De este agrupamiento político regional brotaron las ideas e iniciativas sobre concertación política e integración económica que en la década de 2000, durante la etapa de auge del «ciclo progresista», se materializaron en el ALBA‑TCP, el MERCOSUR (hegemonizado por la izquierda), la UNASUR, el CARICOM y la CELAC.
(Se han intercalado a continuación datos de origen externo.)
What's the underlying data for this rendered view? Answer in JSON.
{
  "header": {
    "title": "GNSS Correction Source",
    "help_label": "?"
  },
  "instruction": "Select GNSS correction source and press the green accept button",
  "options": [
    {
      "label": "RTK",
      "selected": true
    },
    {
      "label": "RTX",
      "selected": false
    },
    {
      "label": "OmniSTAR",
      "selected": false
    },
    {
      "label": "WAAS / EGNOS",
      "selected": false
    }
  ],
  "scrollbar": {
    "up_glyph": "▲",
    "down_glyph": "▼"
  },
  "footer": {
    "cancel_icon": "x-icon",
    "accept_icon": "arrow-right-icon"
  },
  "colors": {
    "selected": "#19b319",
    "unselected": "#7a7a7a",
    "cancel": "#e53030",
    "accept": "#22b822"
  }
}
Además de aportar a las ideas e iniciativas mencionadas, los seminarios internacionales «Los partidos y una nueva sociedad», que desde 1997 se efectúan anualmente en México bajo el auspicio del Partido del Trabajo (PT) de ese país y el Foro Social Mundial fundado en Porto Alegre en 2000, posibilitaron que el trabajo de influencia política hacia América Latina y el Caribe trascendiera a los Estados Unidos y Canadá, a Europa Occidental y Oriental, y más puntualmente a países de Asia, África y Oceanía, dado que nacieron como espacios mundiales, no solo latinoamericanos y caribeños.
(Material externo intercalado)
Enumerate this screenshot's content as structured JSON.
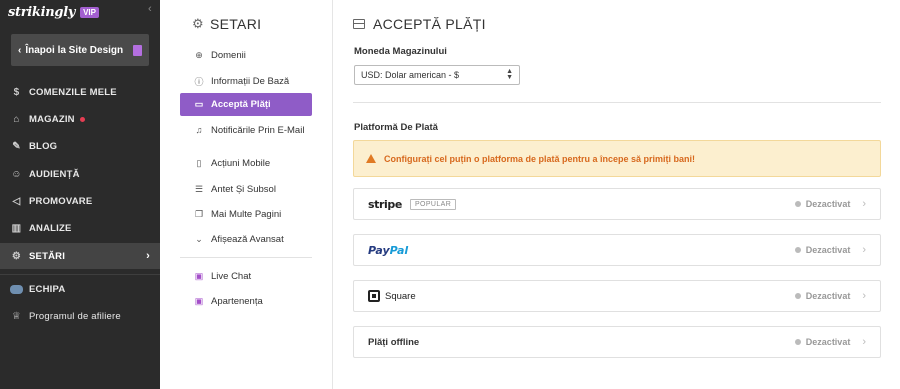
{
  "brand": {
    "logo": "strikingly",
    "badge": "VIP"
  },
  "back_button": {
    "label": "Înapoi la Site Design"
  },
  "main_nav": [
    {
      "label": "COMENZILE MELE",
      "icon": "dollar-circle-icon"
    },
    {
      "label": "MAGAZIN",
      "icon": "store-icon"
    },
    {
      "label": "BLOG",
      "icon": "pen-icon"
    },
    {
      "label": "AUDIENȚĂ",
      "icon": "users-icon"
    },
    {
      "label": "PROMOVARE",
      "icon": "megaphone-icon"
    },
    {
      "label": "ANALIZE",
      "icon": "chart-icon"
    },
    {
      "label": "SETĂRI",
      "icon": "gear-icon"
    },
    {
      "label": "ECHIPA",
      "icon": "team-icon"
    },
    {
      "label": "Programul de afiliere",
      "icon": "trophy-icon"
    }
  ],
  "settings": {
    "title": "SETARI",
    "items": [
      {
        "label": "Domenii"
      },
      {
        "label": "Informații De Bază"
      },
      {
        "label": "Acceptă Plăți"
      },
      {
        "label": "Notificările Prin E-Mail"
      },
      {
        "label": "Acțiuni Mobile"
      },
      {
        "label": "Antet Și Subsol"
      },
      {
        "label": "Mai Multe Pagini"
      },
      {
        "label": "Afișează Avansat"
      },
      {
        "label": "Live Chat"
      },
      {
        "label": "Apartenența"
      }
    ]
  },
  "main": {
    "title": "ACCEPTĂ PLĂȚI",
    "currency_label": "Moneda Magazinului",
    "currency_value": "USD: Dolar american - $",
    "platform_label": "Platformă De Plată",
    "warning": "Configurați cel puțin o platforma de plată pentru a începe să primiți bani!",
    "providers": [
      {
        "name": "stripe",
        "badge": "POPULAR",
        "status": "Dezactivat"
      },
      {
        "name_part1": "Pay",
        "name_part2": "Pal",
        "status": "Dezactivat"
      },
      {
        "name": "Square",
        "status": "Dezactivat"
      },
      {
        "name": "Plăți offline",
        "status": "Dezactivat"
      }
    ]
  },
  "colors": {
    "sidebar_bg": "#2b2b2b",
    "accent_purple": "#8f5cc7",
    "warning_bg": "#fcefcf",
    "warning_text": "#d7691e",
    "notification_dot": "#e53d52"
  }
}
Como ya se ha dicho, entre 1989 y 1991 se cerró la etapa de luchas abierta en América Latina y el Caribe en 1959 por el triunfo de la Revolución cubana, y en la década de 1990 se abrió otra, en medio de cuya vorágine era preciso desentrañar las incógnitas y determinar cómo abrir nuevos horizontes de transformación social revolucionaria. En consecuencia, es conveniente hacer un «corte parcial» para puntualizar que:
si el órgano de solidaridad dirigido por Fidel y conducido por Piñeiro hasta 1992 hubiese incurrido en «monocromatismo» y/o en «aferramiento» en las décadas de 1960, 1970 y/o 1980, de ningún modo hubiese podido sortear con éxito los grandes retos de finales de los años ochenta y de todo el decenio de los años noventa.
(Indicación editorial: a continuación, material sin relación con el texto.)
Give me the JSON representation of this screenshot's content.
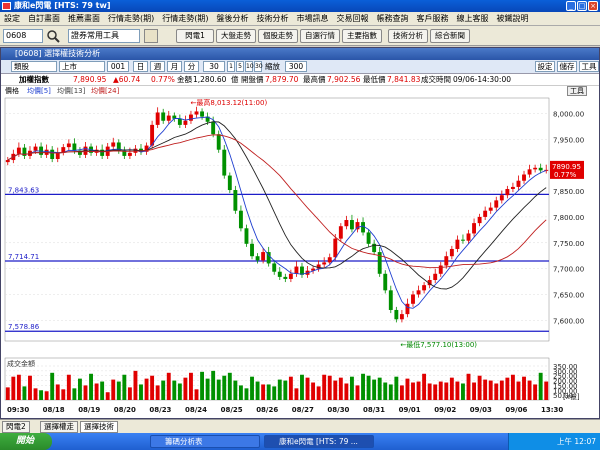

Téngase en cuenta que, nada menos que en 1992, casi inmediatamente después de la disolución y el desmembramiento final de la Unión Soviética, con otras palabras, nada menos que en el momento más crítico de aquella etapa, ese órgano dejó de ser conducido por su fundador, Manuel Piñeiro Losada, quien no obstante a esa desvinculación formal, lo siguió acompañando, apoyando y asesorando hasta su muerte, en 1996. La forma en que se sostuvo la continuidad del trabajo del Área de América a pesar de la salida formal y luego el fallecimiento de su jefe histórico, demuestra que se trataba de un equipo sólido, organizado, flexible y capaz; fortalezas, todas estas, conque Piñero había dotado a ese órgano.
Notas:
[1] La cita con que concluye este fragmento fue tomada de: Rosa Luxemburgo: Reforma o Revolución y otros escritos contra los revisionistas, Fontamara, México, 1989, pp. 118‑119.
[2] Roberto Regalado: «Reflujo de la izquierda latinoamericana» (segunda parte), publicado en La Tizza el 7–6–2021.